敵の敵は味方、そして白箐箐も羅莎の文森に対する侮辱が気に入らず、文森を引っ張って立ち去った。文森は何も言わず、おとなしく従った。
羅莎は二人の去っていく背中を見て、驚きの表情を浮かべた。文森にも欲しがる人がいるの?
またこのメス、彼女から二人も奪ったなんて、許せない!
羅莎から少し離れたと感じると、白箐箐は急いで文森の腕を引いていた手を離し、両手の人差し指を絡め合わせ、恥ずかしそうに言った。「さっきは羅莎を騙しただけよ、気にしないで。」
「わかってる。」
見知らぬ男性の声が白箐箐の頭上で響いた。声は低く、非常に成熟した男性の魅力を感じさせた。
白箐箐は心臓の鼓動が乱れ、緊張した感情を抑えながら言った。「そう、よかった。」
二人は霧の中を並んで歩いていた。傍らにはオレンジ色の炎の光があり、霧に薄い光の層を加えていた。文森は頭を下げ、視界には自分のそばにいる小柄なメスしか見えなかった。
「これをあげる。」
「えっ?」白箐箐が顔を上げると、口の中に冷たくて硬いものが入れられた。味のない氷砂糖のようだった。

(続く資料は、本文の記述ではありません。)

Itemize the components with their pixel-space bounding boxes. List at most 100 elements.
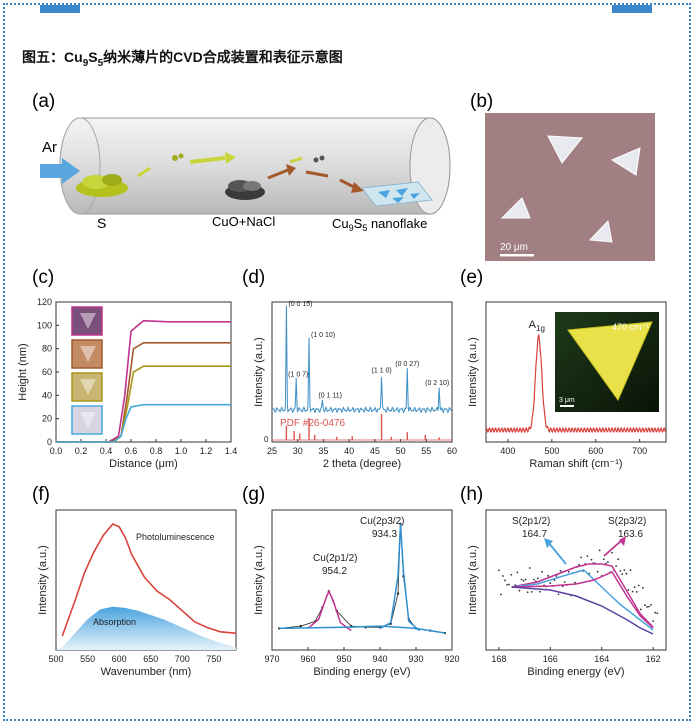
xps-data-point [598,549,601,552]
xps-data-point [559,570,562,572]
photoluminescence-line [61,523,237,637]
height-profile-line [56,403,231,443]
x-tick-label: 920 [444,654,459,664]
xps-data-point [504,579,506,582]
annotation-arrow [547,541,567,565]
x-tick-label: 50 [396,446,406,456]
xps-fit-line [511,569,654,631]
panel-h-xps-s: 168 166 164 162 Binding energy (eV) Intensity… [467,509,667,678]
x-tick-label: 55 [421,446,431,456]
xps-fit-line [511,586,654,635]
peak-label: (1 0 7) [288,372,308,379]
x-tick-label: 0.0 [50,446,63,456]
reference-label: PDF #26-0476 [280,418,345,429]
x-tick-label: 30 [293,446,303,456]
peak-label: A1g [529,319,545,333]
panel-a-schematic: Ar S CuO+NaCl [40,117,451,233]
xps-data-point [635,590,638,593]
x-tick-label: 0.8 [150,446,163,456]
xps-data-point [611,551,613,554]
panel-d-xrd: 25 30 35 40 45 50 55 60 2 theta (degree) Intensit… [253,301,457,470]
xps-data-point [537,577,539,580]
xps-data-point [508,583,511,586]
x-tick-label: 0.6 [125,446,138,456]
x-tick-label: 162 [646,654,661,664]
panel-label-h: (h) [460,484,483,505]
xps-data-point [639,608,642,611]
inset-label: 470 cm⁻¹ [612,322,649,332]
x-tick-label: 1.0 [175,446,188,456]
raman-map-flake [567,321,653,402]
x-tick-label: 950 [336,654,351,664]
xps-data-point [606,561,609,564]
x-tick-label: 960 [300,654,315,664]
xps-fit-line [279,625,445,634]
x-axis-label: Distance (μm) [109,458,178,470]
x-tick-label: 0.2 [75,446,88,456]
x-tick-label: 1.2 [200,446,213,456]
x-axis-label: Raman shift (cm⁻¹) [529,458,622,470]
xps-data-point [526,591,529,594]
x-axis-label: Wavenumber (nm) [101,666,192,678]
panel-label-c: (c) [32,267,54,288]
nanoflake [547,135,583,164]
xps-data-point [650,603,652,606]
figure-frame [3,3,691,721]
peak-label: (0 0 27) [395,361,419,368]
xps-data-point [567,571,570,573]
x-axis-label: Binding energy (eV) [527,666,624,678]
xps-data-point [637,584,640,587]
xps-data-point [625,572,628,575]
annotation-arrowhead [619,536,626,546]
figure-caption: 图五：Cu9S5纳米薄片的CVD合成装置和表征示意图 [22,47,343,69]
afm-inset [71,339,103,369]
xps-data-point [502,575,504,577]
xps-data-line [279,523,445,634]
y-tick-label: 120 [37,297,52,307]
xps-data-point [617,558,620,561]
panel-g-xps-cu: 970 960 950 940 930 920 Binding energy (eV) Int… [253,509,460,678]
xps-data-point [629,569,632,571]
panel-e-raman: 400 500 600 700 Raman shift (cm⁻¹) Intensity … [467,301,667,470]
x-tick-label: 45 [370,446,380,456]
x-axis-label: Binding energy (eV) [313,666,410,678]
peak-annotation: S(2p3/2) [608,516,646,527]
afm-inset [71,306,103,336]
xps-data-point [510,573,513,576]
xps-data-point [652,620,655,623]
xps-data-point [641,586,644,589]
x-tick-label: 930 [408,654,423,664]
afm-inset [71,405,103,435]
afm-flake [80,412,96,428]
y-tick-label: 40 [42,390,52,400]
xps-fit-line [307,589,352,632]
xrd-spectrum [271,305,452,414]
xps-data-point [520,578,523,581]
x-axis-label: 2 theta (degree) [323,458,401,470]
y-tick-label: 0 [47,437,52,447]
peak-annotation: Cu(2p1/2) [313,553,357,564]
panel-label-b: (b) [470,91,493,112]
y-axis-label: Height (nm) [17,343,29,400]
caption-formula: Cu9S5 [64,49,104,69]
y-tick-label: 100 [37,320,52,330]
caption-rest: 纳米薄片的CVD合成装置和表征示意图 [103,49,343,65]
plot-frame [271,301,453,443]
xps-data-point [631,590,634,593]
precursor-label: CuO+NaCl [212,214,275,229]
peak-label: (1 1 0) [372,367,392,374]
xps-fit-line [511,571,654,629]
xps-data-point [656,612,659,615]
peak-annotation-value: 934.3 [372,529,397,540]
xps-data-point [580,556,583,559]
y-axis-label: Intensity (a.u.) [253,545,265,615]
nanoflake [610,147,641,176]
xps-data-point [648,605,650,608]
x-tick-label: 700 [175,654,190,664]
xps-data-point [633,586,636,589]
y-axis-label: Intensity (a.u.) [253,337,265,407]
xps-data-point [627,589,630,591]
x-tick-label: 650 [143,654,158,664]
xps-data-point [532,578,535,581]
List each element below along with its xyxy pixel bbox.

文森の指も彼女の口の中にあり、荒くて硬い指が中に押し込むと、白箐箐は思わず口の中のものを飲み込んでしまった。
「何を食べさせたの?」白箐箐は喉を押さえて恐怖の表情を浮かべた。
そのものは口の中では硬かったのに、喉に入ると純粋な酒のように、食道に沿ってすぐに溶け、最後には熱い流れとなって、胃に落ちた時にはもう形がわからなくなっていた。ただ胃の中が暖かい流れで満たされるのを感じた。そしてそれは四肢百骸に広がり、気持ち良さに呻きたくなるほどだった。
「……グリーンクリスタルだ。」文森はしばらく黙った後に言った。
白箐箐は目を丸くした。
文森は自分が食べたと言っていたのではなかったか?それは羅莎を試していたの?もし自分が邪魔しなければ、文森はやはり羅莎にあげたかもしれない。結局、まだ絆の力の希望があったから。
でもなぜ自分に?
白箐箐が聞く前に、文森が先に言った。「どうせ誰にもあげる人がいないから、君にあげたんだ。さっき俺を助けてくれた報酬だと思って。」
白箐箐は口を開いたが、言葉が出てこなかった。ただ心の中で思った。このオス、なんて馬鹿なの。